This is exaggerated example, but this is what moves price. Not money in vs money out. The ONLY THING that moves price is perception.
OPINION FLOW AND NOT MONEY FLOW
Now the above example only happens if everyone simultaneously believe the same thing... this the asset they are holding is a steaming turd. What happens in reality is there's no black and white, it's shades of gray. It's flow in vs flow out. But again, not flow MONEY, but rather OPINIONS.
If 66% of the holders of something all of a sudden unanimously decide that their asset is overvalued, then they panic sell. Even if 33% of the people decide they are going to buy up as much as these panic sellers sell, if the panic is strong enough, and they are slitting eachother's throat to sell, then the buyers just happily sit and let them do that, and time their buys in. Very little money has to actually change hands in order for this price to crash, all that matters is the FLOW OF OPINION has to be swift and violent, and in majority. The sellers will leapfrog eachother on the way down, faster than the buyers scoop up their sales, and the net result is a crashed price.
Note, this happens both ways... fear, uncertainty and doubt (FUD) as well as overhyped FOMO (Fear of missing out).
So now what happens?
Time goes by and all holders opinions of their asset hasn't changed. They still think it's worth $11k and they got great deals scooping up what these sellers were selling. The weak hands have left the market and have been replaced with holders. Overall, now a higher percentage of holders believe in the product they are holding and are unwilling to sell for the panic prices of the last week. Panic sellers were also replaced by new money, people who have wanted in for a while and are now in on their perceived ground floor.
Also, people who bought BTC at $1 ten years ago and have been looking for an exit to cash profits have now been replaced by either long term holders, or by these new people who are thrilled to have finally entered, and they are looking to hold long.
So what happens on pullbacks? The number of people waiting to jump off the ship has decreased. The new ground floor is established. Are we done? Who knows, this could go on for another year, but what matters is that people who want off are getting off and people that want on are getting on.
People who have panic sold and never believed in this in the firstplace... people who have wanted out for 10 years... they have been replaced by people who are now getting in on THEIR GROUND FLOOR, and are going to be holding long. The market is suddenly increasingly more stable today than it was yesterday, even though prices are down.
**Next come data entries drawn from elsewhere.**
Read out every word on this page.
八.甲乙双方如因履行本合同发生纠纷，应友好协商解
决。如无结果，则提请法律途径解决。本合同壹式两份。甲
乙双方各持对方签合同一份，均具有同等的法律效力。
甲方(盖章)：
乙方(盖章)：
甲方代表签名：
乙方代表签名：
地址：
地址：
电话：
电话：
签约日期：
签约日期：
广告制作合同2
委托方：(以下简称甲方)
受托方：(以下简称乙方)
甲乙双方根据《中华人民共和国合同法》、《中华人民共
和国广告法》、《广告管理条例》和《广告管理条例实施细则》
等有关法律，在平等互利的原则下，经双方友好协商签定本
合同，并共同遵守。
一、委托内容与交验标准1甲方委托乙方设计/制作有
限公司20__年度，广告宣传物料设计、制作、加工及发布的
This is a good thing. This is why crypto keeps bouncing back from pullbacks and reaches new higher ceilings and floors each time. Old money who wanted out, and new panic holders, they are gone. They are replaced with adopters, holders, believers in this technology. These people aren't selling anytime soon, because they believe that this thing is going to revolutionize the world. Every crash brings more of these people in, and removes more panic sellers out.
Moving forward
Now news releases start coming out about how stock ETFs are being created, NASDAQ index funds, bank support, government support. Companies are using this tech, and companies who use blockchain for transportation are putting non-blockchain companies out of business.
The people on the outside looking-in feel they are missing out. They now start coming in and buying. They start overpricing eachother on their buy orders, and eventually it gets close enough to a sell order that someone decides they are just going to meet the sell price. The sale goes through.
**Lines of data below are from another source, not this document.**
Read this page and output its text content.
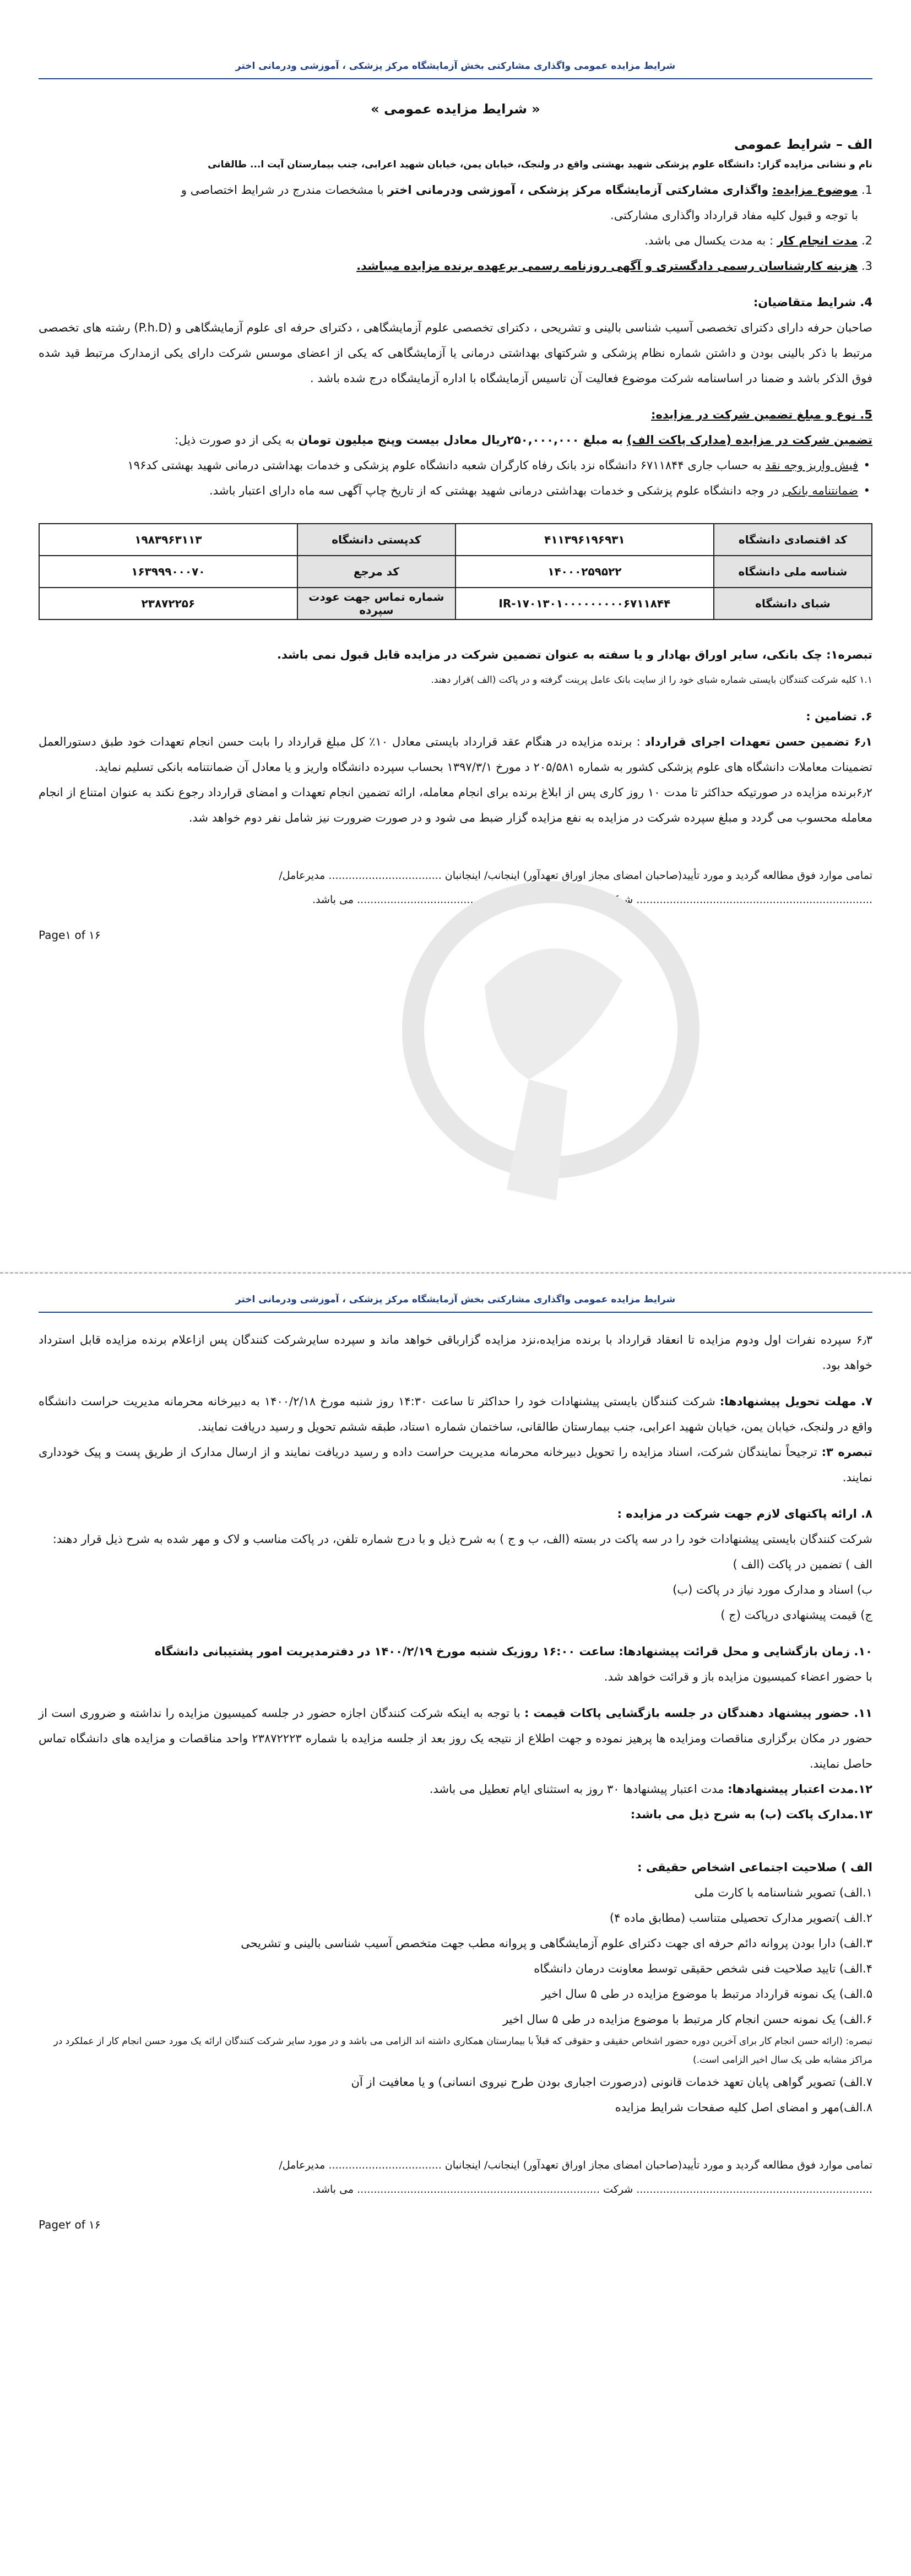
شرایط مزایده عمومی واگذاری مشارکتی بخش آزمایشگاه مرکز پزشکی ، آموزشی ودرمانی اختر
« شرایط مزایده عمومی »
الف – شرایط عمومی

نام و نشانی مزایده گزار: دانشگاه علوم پزشکی شهید بهشتی واقع در ولنجک، خیابان یمن، خیابان شهید اعرابی، جنب بیمارستان آیت ا... طالقانی

1. موضوع مزایده: واگذاری مشارکتی آزمایشگاه مرکز پزشکی ، آموزشی ودرمانی اختر با مشخصات مندرج در شرایط اختصاصی و

با توجه و قبول کلیه مفاد قرارداد واگذاری مشارکتی.

2. مدت انجام کار : به مدت یکسال می باشد.

3. هزینه کارشناسان رسمی دادگستری و آگهی روزنامه رسمی برعهده برنده مزایده میباشد.

4. شرایط متقاضیان:

صاحبان حرفه دارای دکترای تخصصی آسیب شناسی بالینی و تشریحی ، دکترای تخصصی علوم آزمایشگاهی ، دکترای حرفه ای علوم آزمایشگاهی و (P.h.D) رشته های تخصصی مرتبط با ذکر بالینی بودن و داشتن شماره نظام پزشکی و شرکتهای بهداشتی درمانی یا آزمایشگاهی که یکی از اعضای موسس شرکت دارای یکی ازمدارک مرتبط قید شده فوق الذکر باشد و ضمنا در اساسنامه شرکت موضوع فعالیت آن تاسیس آزمایشگاه با اداره آزمایشگاه درج شده باشد .

5. نوع و مبلغ تضمین شرکت در مزایده:

تضمین شرکت در مزایده (مدارک پاکت الف) به مبلغ ۲۵۰,۰۰۰,۰۰۰ریال معادل بیست وپنج میلیون تومان به یکی از دو صورت ذیل:

• فیش واریز وجه نقد به حساب جاری ۶۷۱۱۸۴۴ دانشگاه نزد بانک رفاه کارگران شعبه دانشگاه علوم پزشکی و خدمات بهداشتی درمانی شهید بهشتی کد۱۹۶
• ضمانتنامه بانکی در وجه دانشگاه علوم پزشکی و خدمات بهداشتی درمانی شهید بهشتی که از تاریخ چاپ آگهی سه ماه دارای اعتبار باشد.
کد اقتصادی دانشگاه	۴۱۱۳۹۶۱۹۶۹۳۱	کدپستی دانشگاه	۱۹۸۳۹۶۳۱۱۳
شناسه ملی دانشگاه	۱۴۰۰۰۲۵۹۵۲۲	کد مرجع	۱۶۳۹۹۹۰۰۰۷۰
شبای دانشگاه	IR-۱۷۰۱۳۰۱۰۰۰۰۰۰۰۰۰۶۷۱۱۸۴۴	شماره تماس جهت عودت سپرده	۲۳۸۷۲۲۵۶

تبصره۱: چک بانکی، سایر اوراق بهادار و یا سفته به عنوان تضمین شرکت در مزایده قابل قبول نمی باشد.

۱.۱ کلیه شرکت کنندگان بایستی شماره شبای خود را از سایت بانک عامل پرینت گرفته و در پاکت (الف )قرار دهند.

۶. تضامین :

۶٫۱ تضمین حسن تعهدات اجرای قرارداد : برنده مزایده در هنگام عقد قرارداد بایستی معادل ۱۰٪ کل مبلغ قرارداد را بابت حسن انجام تعهدات خود طبق دستورالعمل تضمینات معاملات دانشگاه های علوم پزشکی کشور به شماره ۲۰۵/۵۸۱ د مورخ ۱۳۹۷/۳/۱ بحساب سپرده دانشگاه واریز و یا معادل آن ضمانتنامه بانکی تسلیم نماید.

۶٫۲برنده مزایده در صورتیکه حداکثر تا مدت ۱۰ روز کاری پس از ابلاغ برنده برای انجام معامله، ارائه تضمین انجام تعهدات و امضای قرارداد رجوع نکند به عنوان امتناع از انجام معامله محسوب می گردد و مبلغ سپرده شرکت در مزایده به نفع مزایده گزار ضبط می شود و در صورت ضرورت نیز شامل نفر دوم خواهد شد.

تمامی موارد فوق مطالعه گردید و مورد تأیید(صاحبان امضای مجاز اوراق تعهدآور) اینجانب/ اینجانبان .................................. مدیرعامل/
....................................................................... شرکت ......................................................................... می باشد.
Page۱ of ۱۶
شرایط مزایده عمومی واگذاری مشارکتی بخش آزمایشگاه مرکز پزشکی ، آموزشی ودرمانی اختر

۶٫۳ سپرده نفرات اول ودوم مزایده تا انعقاد قرارداد با برنده مزایده،نزد مزایده گزارباقی خواهد ماند و سپرده سایرشرکت کنندگان پس ازاعلام برنده مزایده قابل استرداد خواهد بود.

۷. مهلت تحویل پیشنهادها: شرکت کنندگان بایستی پیشنهادات خود را حداکثر تا ساعت ۱۴:۳۰ روز شنبه مورخ ۱۴۰۰/۲/۱۸ به دبیرخانه محرمانه مدیریت حراست دانشگاه واقع در ولنجک، خیابان یمن، خیابان شهید اعرابی، جنب بیمارستان طالقانی، ساختمان شماره ۱ستاد، طبقه ششم تحویل و رسید دریافت نمایند.

تبصره ۳: ترجیحاً نمایندگان شرکت، اسناد مزایده را تحویل دبیرخانه محرمانه مدیریت حراست داده و رسید دریافت نمایند و از ارسال مدارک از طریق پست و پیک خودداری نمایند.

۸. ارائه پاکتهای لازم جهت شرکت در مزایده :

شرکت کنندگان بایستی پیشنهادات خود را در سه پاکت در بسته (الف، ب و ج ) به شرح ذیل و با درج شماره تلفن، در پاکت مناسب و لاک و مهر شده به شرح ذیل قرار دهند:

الف ) تضمین در پاکت (الف )

ب) اسناد و مدارک مورد نیاز در پاکت (ب)

ج) قیمت پیشنهادی درپاکت (ج )

۱۰. زمان بازگشایی و محل قرائت پیشنهادها: ساعت ۱۶:۰۰ روزیک شنبه مورخ ۱۴۰۰/۲/۱۹ در دفترمدیریت امور پشتیبانی دانشگاه

با حضور اعضاء کمیسیون مزایده باز و قرائت خواهد شد.

۱۱. حضور پیشنهاد دهندگان در جلسه بازگشایی پاکات قیمت : با توجه به اینکه شرکت کنندگان اجازه حضور در جلسه کمیسیون مزایده را نداشته و ضروری است از حضور در مکان برگزاری مناقصات ومزایده ها پرهیز نموده و جهت اطلاع از نتیجه یک روز بعد از جلسه مزایده با شماره ۲۳۸۷۲۲۲۳ واحد مناقصات و مزایده های دانشگاه تماس حاصل نمایند.

۱۲.مدت اعتبار پیشنهادها: مدت اعتبار پیشنهادها ۳۰ روز به استثنای ایام تعطیل می باشد.

۱۳.مدارک پاکت (ب) به شرح ذیل می باشد:

الف ) صلاحیت اجتماعی اشخاص حقیقی :

۱.الف) تصویر شناسنامه با کارت ملی

۲.الف )تصویر مدارک تحصیلی متناسب (مطابق ماده ۴)

۳.الف) دارا بودن پروانه دائم حرفه ای جهت دکترای علوم آزمایشگاهی و پروانه مطب جهت متخصص آسیب شناسی بالینی و تشریحی

۴.الف) تایید صلاحیت فنی شخص حقیقی توسط معاونت درمان دانشگاه

۵.الف) یک نمونه قرارداد مرتبط با موضوع مزایده در طی ۵ سال اخیر

۶.الف) یک نمونه حسن انجام کار مرتبط با موضوع مزایده در طی ۵ سال اخیر

تبصره: (ارائه حسن انجام کار برای آخرین دوره حضور اشخاص حقیقی و حقوقی که قبلاً با بیمارستان همکاری داشته اند الزامی می باشد و در مورد سایر شرکت کنندگان ارائه یک مورد حسن انجام کار از عملکرد در مراکز مشابه طی یک سال اخیر الزامی است.)

۷.الف) تصویر گواهی پایان تعهد خدمات قانونی (درصورت اجباری بودن طرح نیروی انسانی) و یا معافیت از آن

۸.الف)مهر و امضای اصل کلیه صفحات شرایط مزایده

تمامی موارد فوق مطالعه گردید و مورد تأیید(صاحبان امضای مجاز اوراق تعهدآور) اینجانب/ اینجانبان .................................. مدیرعامل/
....................................................................... شرکت ......................................................................... می باشد.
Page۲ of ۱۶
Sellers (HODLERs) see this action, and they start pulling sell orders off the table almost as fast as they fill. Sure some trades go through, and incoming money is driving the price up as market orders are filled. But what's also happening is people are seeing this flurry of volume, and sellers are pulling sell orders and placing them higher.
Junk coins and pump and dump scam coins are dying by the millions. In their ashes, good solid technology projects whose coins have fundamental economic reasons for growth, these are rising. Corporate partnerships continue forming. The real world continues to create actual use cases. Companies start storing more and more corporate information on blockchain. Public companies use blockchain to store scientific research (See Canadian Research Council announcements), and blockchain acts as a Library of Alexandria. People can travel out of country without any monetary exchange, using their chosen cryptocurrency to buy the things they need abroad. The world is slowly actually USING this technology.
Money is coming in, but more importantly, OPINION IS CHANGING. Literally nothing could have happened in terms of fundamentals, partnerships, etc... this can all be driven entirely emotional, so long as it's wide-spread and strong. Infact, the market could THEORETICALLY rebound in this way from $4000/BTC to $1 MILLION PER BITCOIN by the sale of ONE PENNY. $4000 sound low? Does that number make you uncomfortable? We may go that low. We may not. If we do, I'm not panicking and selling, I'm buying more.
SO WHAT HAS HAPPENED IN THE LAST FEW MONTHS? and where are we going?
A lot of new money has come in from Nov-Jan, and they don't really know what they are investing in. Sure some of them have done great research and are smart investors but most people aren't and isntead they are buying Symbols and Names and trading on speculation. They are treating their favorite coins like a sports team, and will follow them irrationally off a cliff.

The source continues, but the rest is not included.